Background: The main aim of this prospective study was to examine whether systemic (plasma) and local (mucosal) cytokine production is a predictor of future relapse in patients with quiescent ulcerative colitis (UC). The impact of other clinical and laboratory parameters on relapse was also studied.
Methods: Fifty consecutive patients with quiescent UC were included. At enrollment, blood and mucosal (rectal biopsies) samples were collected. All patients were followed up regularly for 1 year after enrollment. Plasma and mucosal cytokine levels were measured by enzyme-linked immunosorbent assay. To identify independent significant predictive factors for relapse, time-dependent analyses using the Kaplan-Meier method and the Cox proportional hazard model were performed.

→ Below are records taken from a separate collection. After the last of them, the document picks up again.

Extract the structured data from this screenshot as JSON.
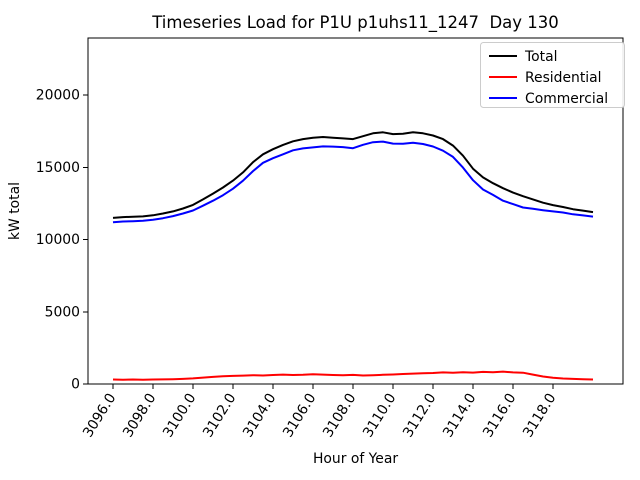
{
  "background_color": "#ffffff",
  "chart_data": {
    "type": "line",
    "title": "Timeseries Load for P1U p1uhs11_1247  Day 130",
    "xlabel": "Hour of Year",
    "ylabel": "kW total",
    "grid": false,
    "xlim": [
      3094.75,
      3121.5
    ],
    "ylim": [
      0,
      23950
    ],
    "xticks": {
      "values": [
        3096,
        3098,
        3100,
        3102,
        3104,
        3106,
        3108,
        3110,
        3112,
        3114,
        3116,
        3118
      ],
      "labels": [
        "3096.0",
        "3098.0",
        "3100.0",
        "3102.0",
        "3104.0",
        "3106.0",
        "3108.0",
        "3110.0",
        "3112.0",
        "3114.0",
        "3116.0",
        "3118.0"
      ],
      "rotation_deg": 58
    },
    "yticks": {
      "values": [
        0,
        5000,
        10000,
        15000,
        20000
      ],
      "labels": [
        "0",
        "5000",
        "10000",
        "15000",
        "20000"
      ]
    },
    "legend": {
      "position": "upper right",
      "entries": [
        "Total",
        "Residential",
        "Commercial"
      ]
    },
    "x": [
      3096.0,
      3096.5,
      3097.0,
      3097.5,
      3098.0,
      3098.5,
      3099.0,
      3099.5,
      3100.0,
      3100.5,
      3101.0,
      3101.5,
      3102.0,
      3102.5,
      3103.0,
      3103.5,
      3104.0,
      3104.5,
      3105.0,
      3105.5,
      3106.0,
      3106.5,
      3107.0,
      3107.5,
      3108.0,
      3108.5,
      3109.0,
      3109.5,
      3110.0,
      3110.5,
      3111.0,
      3111.5,
      3112.0,
      3112.5,
      3113.0,
      3113.5,
      3114.0,
      3114.5,
      3115.0,
      3115.5,
      3116.0,
      3116.5,
      3117.0,
      3117.5,
      3118.0,
      3118.5,
      3119.0,
      3119.5,
      3120.0
    ],
    "series": [
      {
        "name": "Total",
        "color": "#000000",
        "values": [
          11500,
          11550,
          11580,
          11600,
          11680,
          11800,
          11950,
          12150,
          12400,
          12780,
          13180,
          13600,
          14080,
          14650,
          15350,
          15900,
          16250,
          16550,
          16800,
          16950,
          17050,
          17100,
          17050,
          17000,
          16950,
          17150,
          17350,
          17420,
          17300,
          17320,
          17420,
          17350,
          17200,
          16950,
          16500,
          15800,
          14900,
          14300,
          13900,
          13550,
          13250,
          13000,
          12780,
          12550,
          12380,
          12250,
          12100,
          12000,
          11900
        ]
      },
      {
        "name": "Residential",
        "color": "#ff0000",
        "values": [
          310,
          300,
          310,
          300,
          310,
          320,
          330,
          350,
          390,
          440,
          490,
          530,
          560,
          580,
          610,
          590,
          620,
          650,
          620,
          640,
          670,
          650,
          620,
          600,
          630,
          590,
          610,
          640,
          660,
          690,
          720,
          740,
          760,
          800,
          780,
          820,
          790,
          840,
          810,
          860,
          800,
          780,
          650,
          520,
          430,
          380,
          350,
          330,
          310
        ]
      },
      {
        "name": "Commercial",
        "color": "#0000ff",
        "values": [
          11190,
          11250,
          11270,
          11300,
          11370,
          11480,
          11620,
          11800,
          12010,
          12340,
          12690,
          13070,
          13520,
          14070,
          14740,
          15310,
          15630,
          15900,
          16180,
          16310,
          16380,
          16450,
          16430,
          16400,
          16320,
          16560,
          16740,
          16780,
          16640,
          16630,
          16700,
          16610,
          16440,
          16150,
          15720,
          14980,
          14110,
          13460,
          13090,
          12690,
          12450,
          12220,
          12130,
          12030,
          11950,
          11870,
          11750,
          11670,
          11590
        ]
      }
    ]
  }
}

Results: Thirty-four patients remained in remission, and 16 patients relapsed during the 1-year follow-up. Higher interleukin (IL)-8 levels in the rectal mucosa were significantly associated with relapse. In contrast, IL-1beta, IL-6, and tumor necrosis factor-alpha levels in the rectal mucosa were not associated with relapse. Conventional blood markers and plasma cytokines (IL-1beta, IL-6, IL-8, and tumor necrosis factor-alpha) did not correlate with relapse. Among clinical factors, age and number of prior relapses were significantly associated with relapse. In multivariate analysis, a higher rectal mucosal IL-8 level (> or = 160 pg/mg of tissue; hazard ratio, 4.7), younger age (<30 yr; hazard ratio, 7.3), and a greater number of prior relapses (> or = 5; hazard ratio, 4.3) were independent significant risk factors for future relapse.
Conclusions: Rectal mucosal IL-8 measurement might be an additional objective diagnostic tool that can predict relapse in patients with quiescent UC.